Deutschland erzeugt fleißig Energie – teilweise sogar so viel, dass Industrie und Haushalte hierzulande die Strommengen gar nicht verbrauchen können. Da die Übertragungsnetzbetreiber Strom aus erneuerbaren Quellen auch dann abnehmen und vermarkten müssen, wenn an der Strombörse keine Nachfrage besteht, entstehen sogenannte negative Strompreise. Das heißt, die Netzbetreiber bezahlen europäischen Nachbarstaaten Geld, wenn sie den Strom abnehmen. Am Neujahrstag 2018 erwarb etwa Frankreich deutschen Ökostrom und verdiente damit bis zu 76 Euro je Megawattstunde.

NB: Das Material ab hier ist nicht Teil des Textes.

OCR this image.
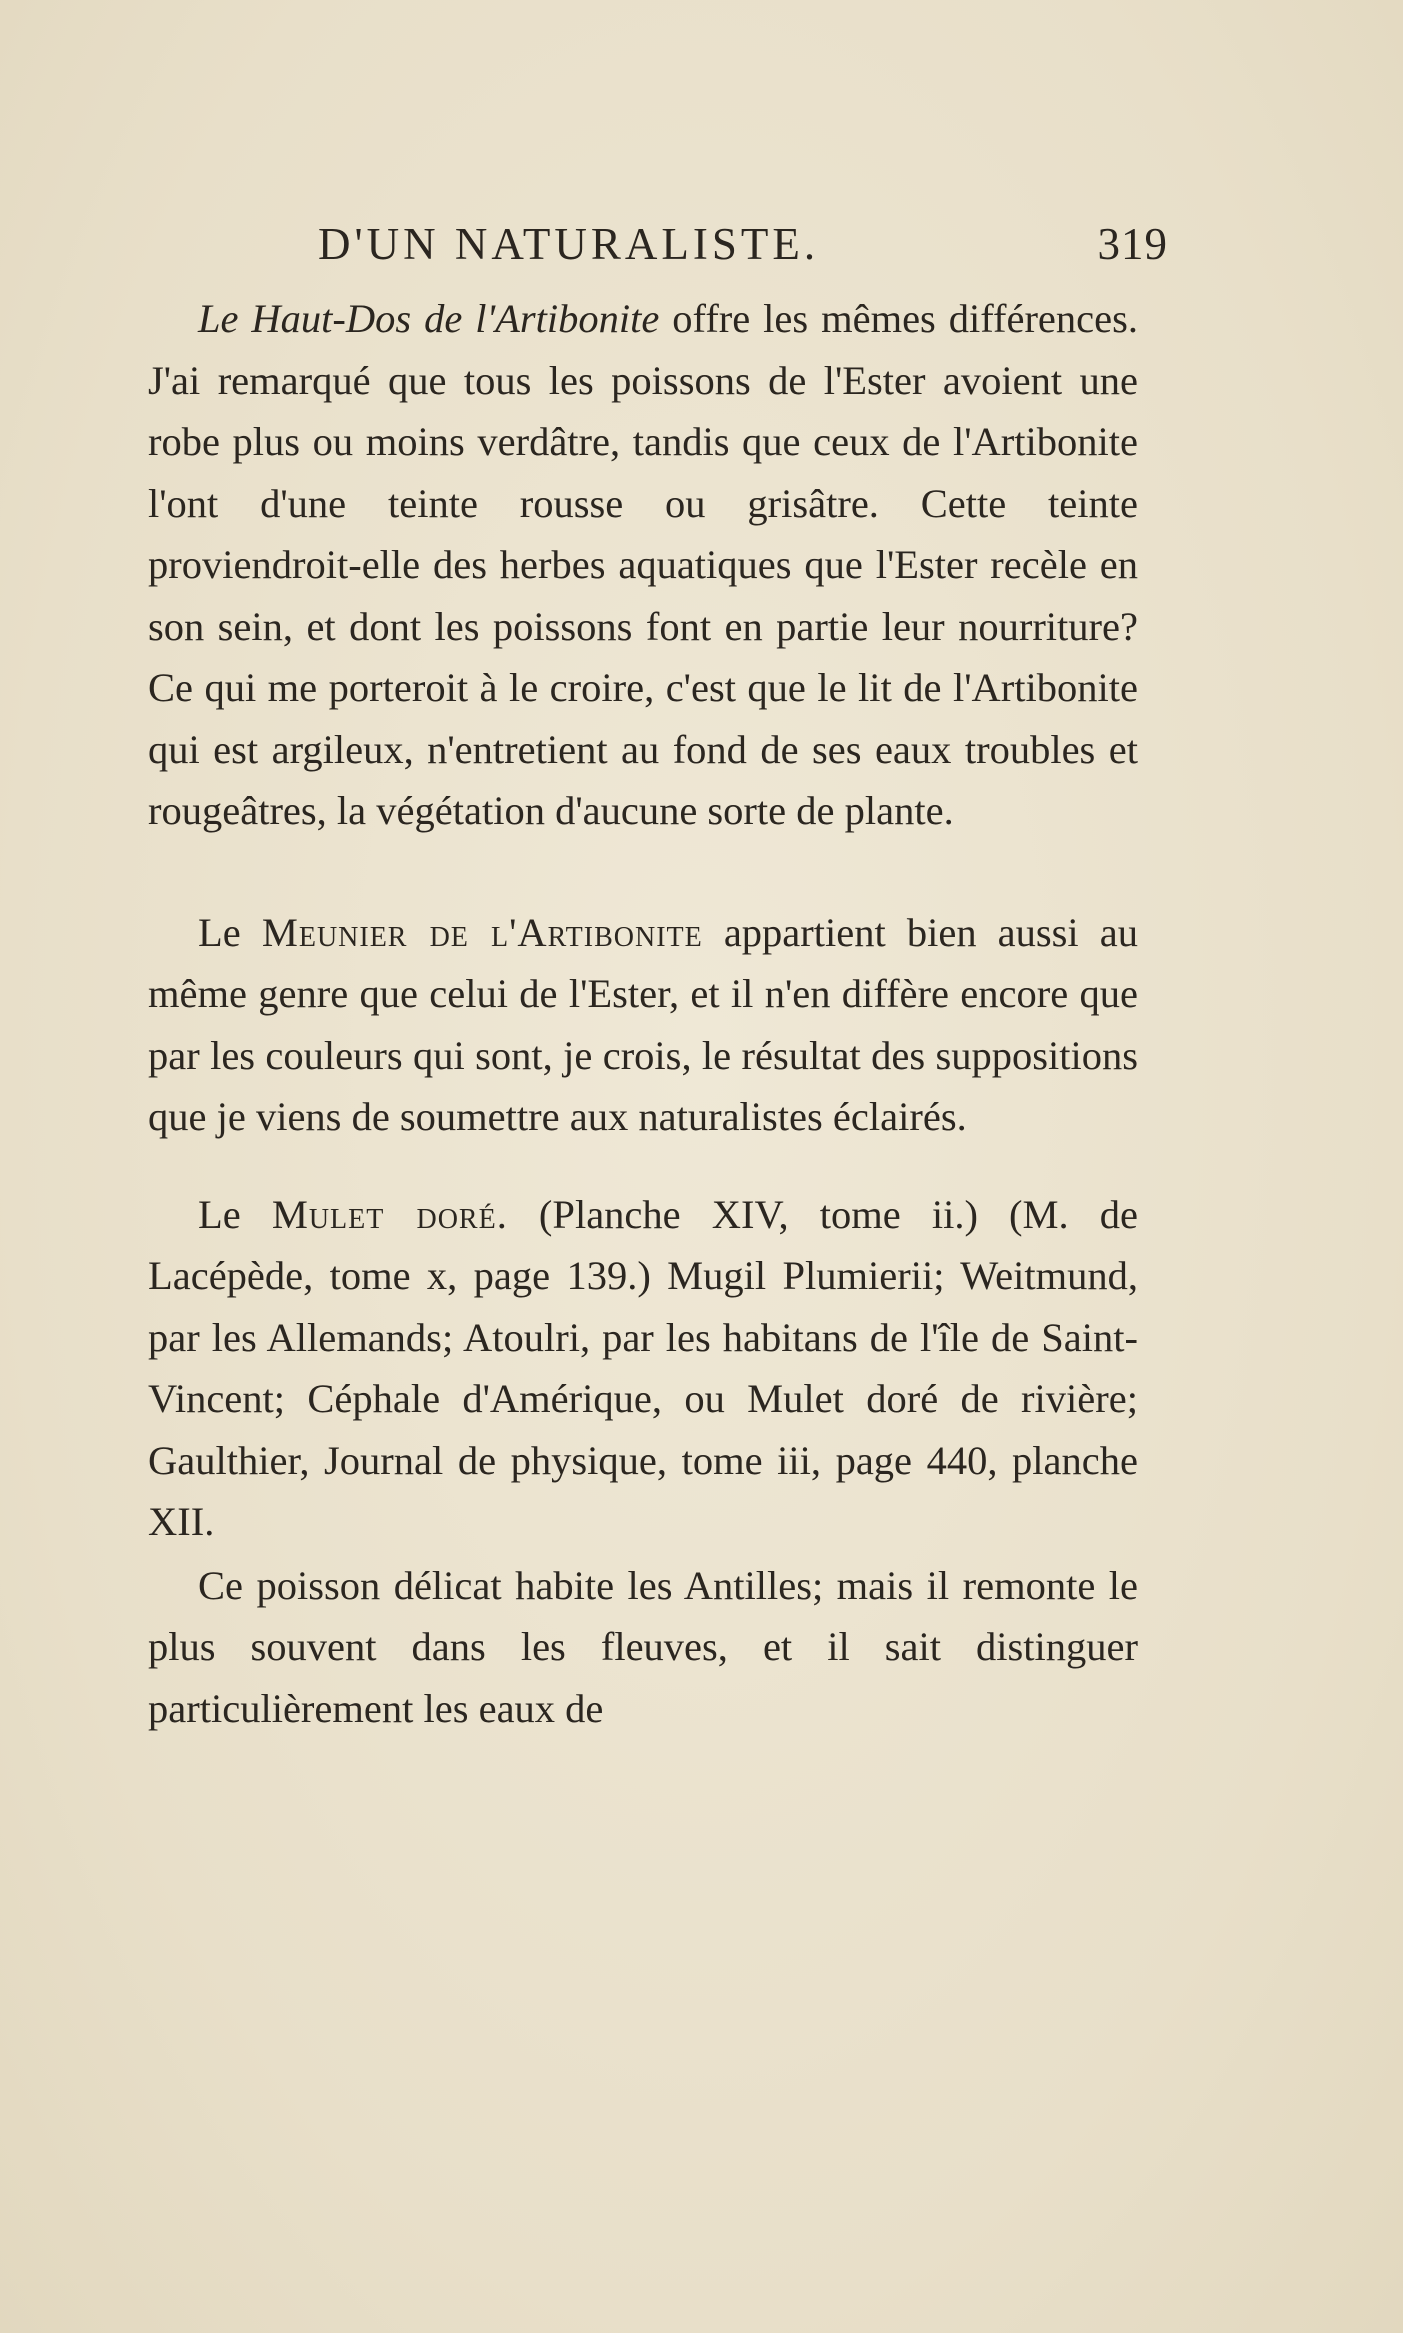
D'UN NATURALISTE.	319

Le Haut-Dos de l'Artibonite offre les mêmes différences. J'ai remarqué que tous les poissons de l'Ester avoient une robe plus ou moins verdâtre, tandis que ceux de l'Artibonite l'ont d'une teinte rousse ou grisâtre. Cette teinte proviendroit-elle des herbes aquatiques que l'Ester recèle en son sein, et dont les poissons font en partie leur nourriture? Ce qui me porteroit à le croire, c'est que le lit de l'Artibonite qui est argileux, n'entretient au fond de ses eaux troubles et rougeâtres, la végétation d'aucune sorte de plante.

Le Meunier de l'Artibonite appartient bien aussi au même genre que celui de l'Ester, et il n'en diffère encore que par les couleurs qui sont, je crois, le résultat des suppositions que je viens de soumettre aux naturalistes éclairés.

Le Mulet doré. (Planche XIV, tome ii.) (M. de Lacépède, tome x, page 139.) Mugil Plumierii; Weitmund, par les Allemands; Atoulri, par les habitans de l'île de Saint-Vincent; Céphale d'Amérique, ou Mulet doré de rivière; Gaulthier, Journal de physique, tome iii, page 440, planche XII.

Ce poisson délicat habite les Antilles; mais il remonte le plus souvent dans les fleuves, et il sait distinguer particulièrement les eaux de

Über das Stromgeschenk freuen sich aber nicht alle Abnehmer: In der Vergangenheit hat die Stromschwemme aus Deutschland in anderen Märkten die Preise gedrückt. Die europäischen Nachbarn haben darauf aber reagiert. So bepumpen beispielsweise Betreiber von Pumpspeicherbecken im Hochgebirge in der Schweiz und in Österreich ihre Stauseen mithilfe des deutschen Umsonst-Stroms. Gleichzeitig fahren sie ihre eigenen Kraftwerke herunter. Ein perfektes Geschäft machen unsere Nachbarn dann, wenn der Strom aus diesen Kraftwerken später zu lukrativen Preisen nach Deutschland zurückverkauft wird.
Wie wir dieser absurden Spirale entkommen könnten? Man müsse dafür sorgen, dass die Erneuerbaren flexibler produzieren, betonte Hubertus Bardt, Geschäftsführer des Instituts der deutschen Wirtschaft (IW) in einem Gespräch mit dem „Handelsblatt“. Eine andere Möglichkeit: Den Ausbau der Stromnetze vorantreiben, um den Strom schneller dahin zu transportiern, wo er in Deutschland benötigt wird. Denn eines ist klar: Den aktuellen Irrsinn mit Strom können wir uns auf Dauer nicht leisten.